According to the Uzbek and Kyrgyz information, presented at the session, the IMU prepares for its third consecutive thrust this coming spring into Kyrgyzstan and Uzbekistan from Tajikistan. The Kyrgyz security chiefs, Major Generals Bolot Januzakov and Askarbek Mameev, estimated the overall number of IMU fighters at 1,500 to 2,000, a large part of them in Tajikistan. And they complained that IMU’s military leader Juma Namangani is being allowed to crisscross between northern Afghanistan and Tajikistan.
For their part, the Tajik representatives responded with the usual ambiguity that they have “no such information,” that Dushanbe officials inspecting those areas “found no evidence” of IMU’s presence, and that the situation there is “normal.” Meanwhile, the Kyrgyz military is mining the gorges and passes on the border opposite Tajikistan and began on February 19 its own, genuine antiterrorism exercise with technical assistance from the United States and Turkey.
With Russia’s Lieutenant-General Boris Mylnikov, head of the CIS Antiterrorism Center, attending the Bishkek session, Russian and Tajik delegates opposed Kyrgyzstan’s proposal to site in Bishkek the planned Antiterrorism Center of the Shanghai-Five. That proposal forms part of Kyrgyzstan’s efforts to conduct a balanced policy that would avoid excessive dependence on Russia in the security sphere. Moscow for its part seeks to maximize that dependence in the case of Kyrgyzstan and also to maneuver Uzbekistan into a similar relationship of security dependence. Working with allied Tajikistan, Moscow allows the IMU to operate on a leash of variable length in the region. That tactic is designed to increase Tashkent’s and Bishkek’s sense of insecurity and to justify the calls for an “antiterrorist” alliance in Central Asia under Russian leadership.
Moscow’s antinarcotics policy is also sometimes subordinated to that agenda. While publicly stigmatizing the Taliban authorities as chiefly responsible for the narcotics production and traffic, Moscow has until now closed its eyes to two concurrent changes in that sphere: first, the increasingly successful antidrug crackdown in the Taliban-controlled areas; and second, the emergence of Moscow’s northern Afghan clients and of Tajikistan itself in the last year as the main supply source and corridor, respectively, for drugs to Central Asia and Russia.
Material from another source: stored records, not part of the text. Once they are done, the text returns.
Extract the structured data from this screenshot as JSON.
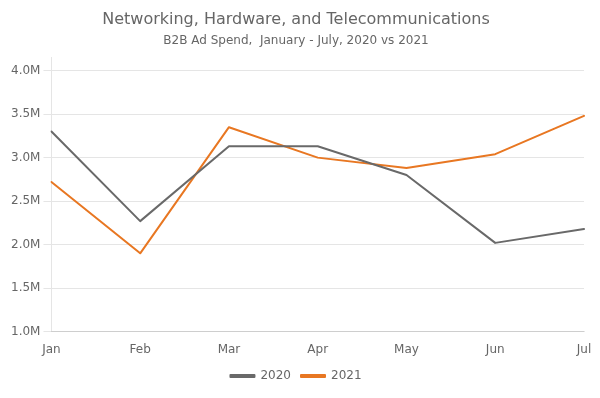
{
  "chart_data": {
    "type": "line",
    "title": "Networking, Hardware, and Telecommunications",
    "subtitle": "B2B Ad Spend,  January - July, 2020 vs 2021",
    "categories": [
      "Jan",
      "Feb",
      "Mar",
      "Apr",
      "May",
      "Jun",
      "Jul"
    ],
    "series": [
      {
        "name": "2020",
        "color": "#696969",
        "values": [
          3.3,
          2.27,
          3.13,
          3.13,
          2.8,
          2.02,
          2.18
        ]
      },
      {
        "name": "2021",
        "color": "#E87722",
        "values": [
          2.72,
          1.9,
          3.35,
          3.0,
          2.88,
          3.04,
          3.48
        ]
      }
    ],
    "ylim": [
      1.0,
      4.15
    ],
    "yticks": [
      {
        "value": 1.0,
        "label": "1.0M"
      },
      {
        "value": 1.5,
        "label": "1.5M"
      },
      {
        "value": 2.0,
        "label": "2.0M"
      },
      {
        "value": 2.5,
        "label": "2.5M"
      },
      {
        "value": 3.0,
        "label": "3.0M"
      },
      {
        "value": 3.5,
        "label": "3.5M"
      },
      {
        "value": 4.0,
        "label": "4.0M"
      }
    ],
    "grid": true,
    "legend": "bottom"
  }
}
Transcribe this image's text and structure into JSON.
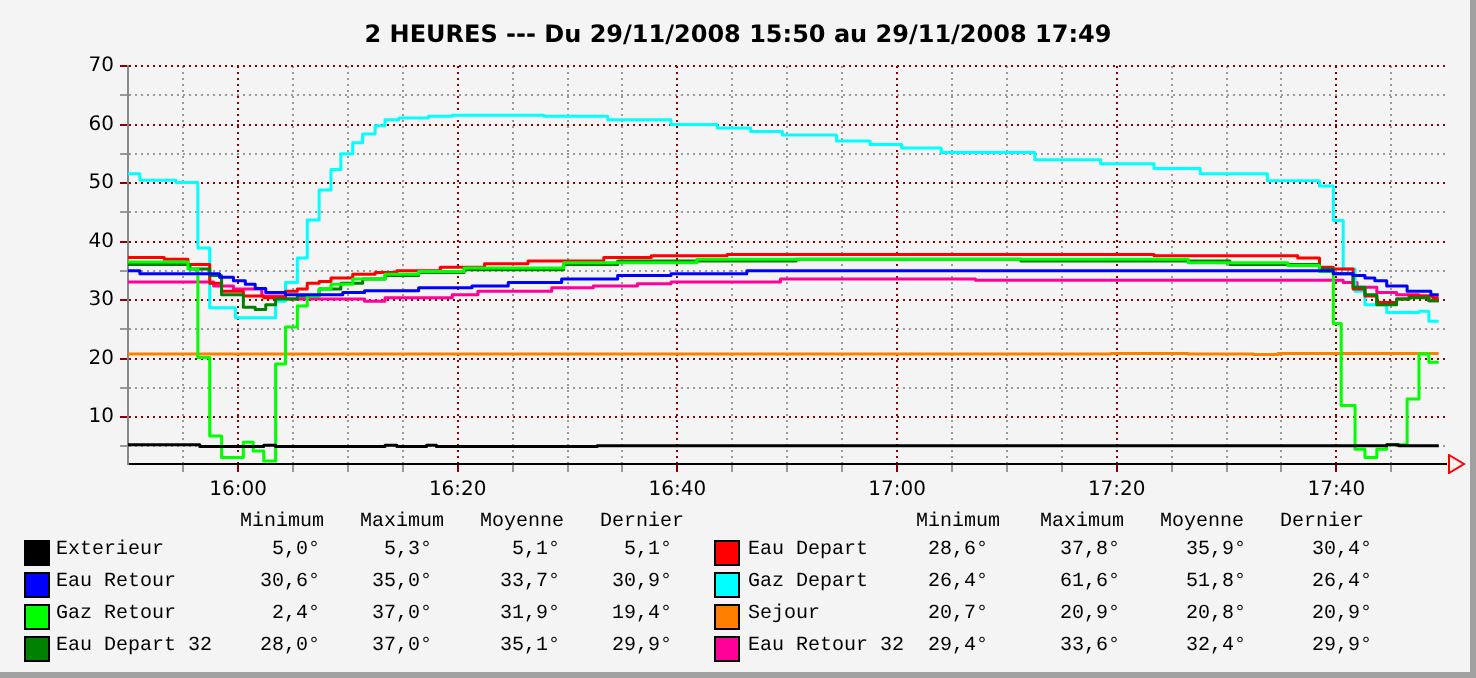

At the February 20 session of the Council of border troops’ commanders of CIS member countries, Russia’s General Totsky (see above) recognized for the first time the fact that Afghanistan’s drug business has moved from Taliban-controlled territory to the northern Afghan areas that are supposed to be a “safety belt” controlled by Moscow’s allies along the Tajik border (Voice of the Islamic Republic of Iran (Mashhad), February 15; Hovar, Asia-Plus, Dushanbe Radio, Kabar, Kyrgyzpress International, Itar-Tass, February 15-0; see the Monitor, November 9-10, December 13, 22, 2000, January 9, 12, 23, 31, February 9).